Her neighbor, she reminded herself. The father of a vulnerable young girl. A wholesome doctor. Basic and honest and undemanding—except for the blatant demand in his gaze, the subtle demand in his kiss, the promise in his hands cupped around hers.

She shouldn't give in to those demands—but she wanted to. Just for one blissful minute longer, she wanted to be kissed by Toby Cole.

She tilted her mouth up and he took what she offered, releasing her hands not to hug her but instead to slide his own hands up her arms, along her shoulders to her cheeks, digging his fingers into the strands of hair that had unraveled from her braid and holding her head steady for his kiss. His mouth opened over hers, and she tasted beer on his lips, felt passion in his tongue pressing against her teeth and then thrusting
deep. She heard a guttural sigh—his or hers, she couldn't say—and moved her tongue against his. The sigh must have come from him, she realized, because she could scarcely breathe—and didn't really care.

Kissing him felt too good. Too heavenly. Too outrageously erotic. So nourishing she didn't need to breathe. So gratifying she felt tears gather along her eyelashes. She closed her eyes and leaned into him, her hands wedged between his body and hers, the weights still tight in her fists. His chest was warm and solid, safe and not safe. If she hadn't been holding the damned weights, she could have slid her fingers up and inside his collar to touch his skin. She could have made him sigh again, made him as breathless as she was.

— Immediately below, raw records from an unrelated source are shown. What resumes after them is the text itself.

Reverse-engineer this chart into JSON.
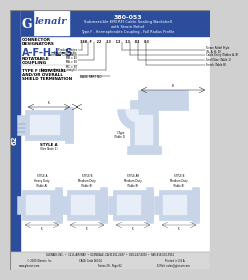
{
  "title_part": "380-053",
  "title_line1": "Submersible EMI RFI Cable Sealing Backshell",
  "title_line2": "with Strain Relief",
  "title_line3": "Type F - Hermaphrodite Coupling - Full Radius Profile",
  "connector_label1": "CONNECTOR",
  "connector_label2": "DESIGNATORS",
  "designator": "A-F-H-L-S",
  "coupling1": "ROTATABLE",
  "coupling2": "COUPLING",
  "type_label1": "TYPE F INDIVIDUAL",
  "type_label2": "AND/OR OVERALL",
  "type_label3": "SHIELD TERMINATION",
  "header_bg": "#2b4d9c",
  "logo_bg": "#ffffff",
  "body_bg": "#ffffff",
  "left_sidebar_bg": "#2b4d9c",
  "footer_bg": "#d8d8d8",
  "footer_line1": "GLENAIR, INC.  •  1211 AIR WAY  •  GLENDALE, CA 91201-2497  •  818-247-6000  •  FAX 818-500-9912",
  "footer_web": "www.glenair.com",
  "footer_series": "Series 39 - Page 62",
  "footer_email": "E-Mail: sales@glenair.com",
  "footer_copy": "© 2003 Glenair, Inc.",
  "footer_cage": "CAGE Code 06324",
  "footer_printed": "Printed in U.S.A.",
  "page_num": "62",
  "draw_color": "#5a7fbf",
  "draw_dark": "#3a5a8a",
  "draw_light": "#c8d4e8",
  "background_color": "#d0d0d0",
  "part_number_str": "380 F  22  33  13  13  03  03",
  "pn_labels_left": [
    "Product Series",
    "Connector Designator",
    "Amphenol Profile\n  MA = 45\n  MA = 90\n  MC = 60",
    "Seepage (limit for straight)"
  ],
  "pn_labels_right": [
    "Strain Relief Style\n(N, A, B, D)",
    "Cable Entry (Tables A, B)",
    "Shell Size (Table 1)",
    "Finish (Table B)"
  ],
  "base_part": "BASE PART NO.",
  "style_a_label": "STYLE A\n(See Note 1)",
  "style_names": [
    "STYLE A\nHeavy Duty\n(Table A)",
    "STYLE B\nMedium Duty\n(Table B)",
    "STYLE AB\nMedium Duty\n(Table B)",
    "STYLE B\nMedium Duty\n( Table B)"
  ]
}
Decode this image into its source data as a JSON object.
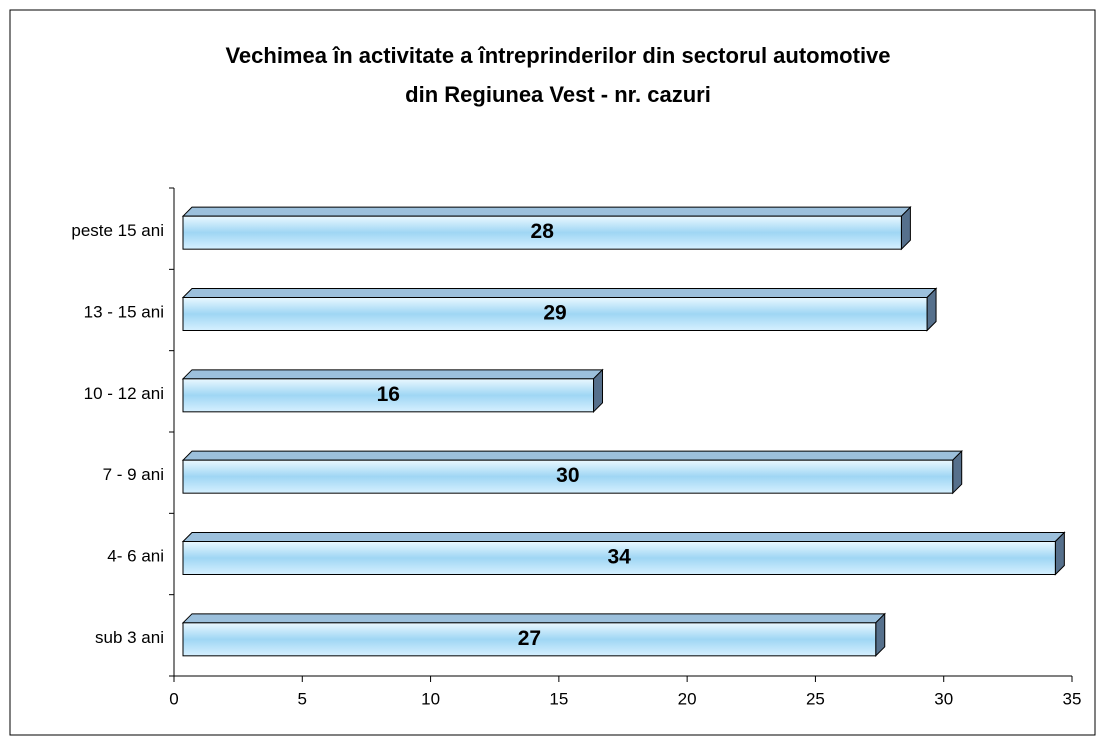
{
  "chart_data": {
    "type": "bar",
    "orientation": "horizontal",
    "title": [
      "Vechimea în activitate a întreprinderilor din sectorul automotive",
      "din Regiunea Vest - nr. cazuri"
    ],
    "categories": [
      "sub 3 ani",
      "4- 6 ani",
      "7 - 9 ani",
      "10 - 12 ani",
      "13 - 15 ani",
      "peste 15 ani"
    ],
    "values": [
      27,
      34,
      30,
      16,
      29,
      28
    ],
    "color": "#a8dcf8",
    "xlim": [
      0,
      35
    ],
    "xticks": [
      0,
      5,
      10,
      15,
      20,
      25,
      30,
      35
    ],
    "grid": false
  }
}
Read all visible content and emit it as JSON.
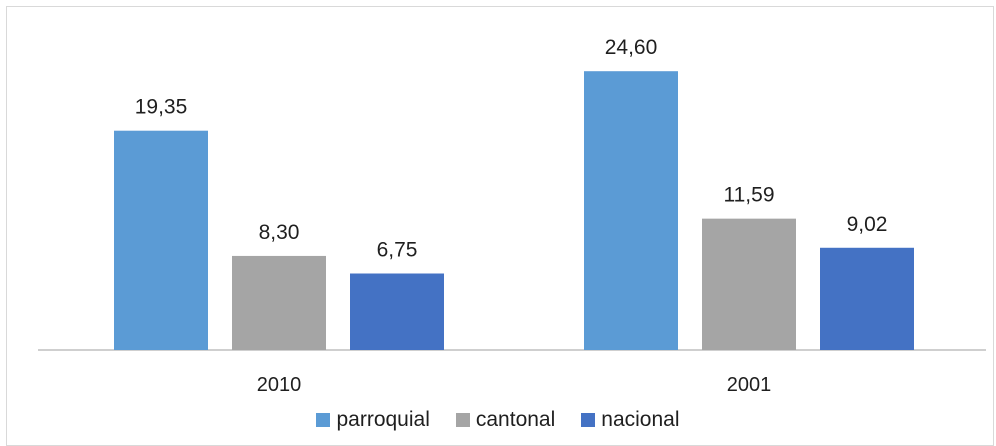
{
  "chart_data": {
    "type": "bar",
    "title": "",
    "xlabel": "",
    "ylabel": "",
    "categories": [
      "2010",
      "2001"
    ],
    "series": [
      {
        "name": "parroquial",
        "values": [
          19.35,
          24.6
        ],
        "labels": [
          "19,35",
          "24,60"
        ],
        "color": "#5b9bd5"
      },
      {
        "name": "cantonal",
        "values": [
          8.3,
          11.59
        ],
        "labels": [
          "8,30",
          "11,59"
        ],
        "color": "#a5a5a5"
      },
      {
        "name": "nacional",
        "values": [
          6.75,
          9.02
        ],
        "labels": [
          "6,75",
          "9,02"
        ],
        "color": "#4472c4"
      }
    ],
    "ylim": [
      0,
      30
    ],
    "grid": false,
    "y_axis_visible": false,
    "legend_position": "bottom",
    "data_labels": true
  }
}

Instead, he touched her. His thumbs stroked the edge of her jaw and his fingers skimmed underneath her braid to her nape, sending shivers of heat down her spine. She wished he would slide his fingers under the ribbed neckline of her sweatshirt to graze her shoulders, dance across her upper back. She wished he would kiss her harder, deeper. She wished he would touch her all over—

“Daddy? Can't I watch just a little more TV?” The whiny plea floated down the stairs and into the hall.

Susannah would have sprung back if Toby had let her, but he didn't. He continued to hold her close, easing his mouth from hers and tucking her head against his shoulder, where she took desperate gulps of air. “No,” he shouted up the stairs in a perfectly calm voice. “No more TV tonight.”


Mercy Hospital
is on tonight.”

“And you've got the VCR set up to tape it. Go to bed, Lindsey. I'll be upstairs to tuck you in in a minute.”

“I don't want you to tuck me in!” she hollered, punctuating the sentiment by slamming her door.

Silence resonated in the wake of her outburst. It sank around Susannah, as damp and chilly as the night air. She pulled back and peered up into Toby's face. He looked vexed, a sad smile twisting his lips.

“It's not easy having a sex life when you've got a ten-year-old daughter,” he murmured.

Sex life? He'd only kissed her, hadn't he?

But he'd wanted more. He'd wanted to touch her the way she'd wanted to be touched. And maybe it was just as well that Lindsey had interrupted them. Susannah wasn't ready for this.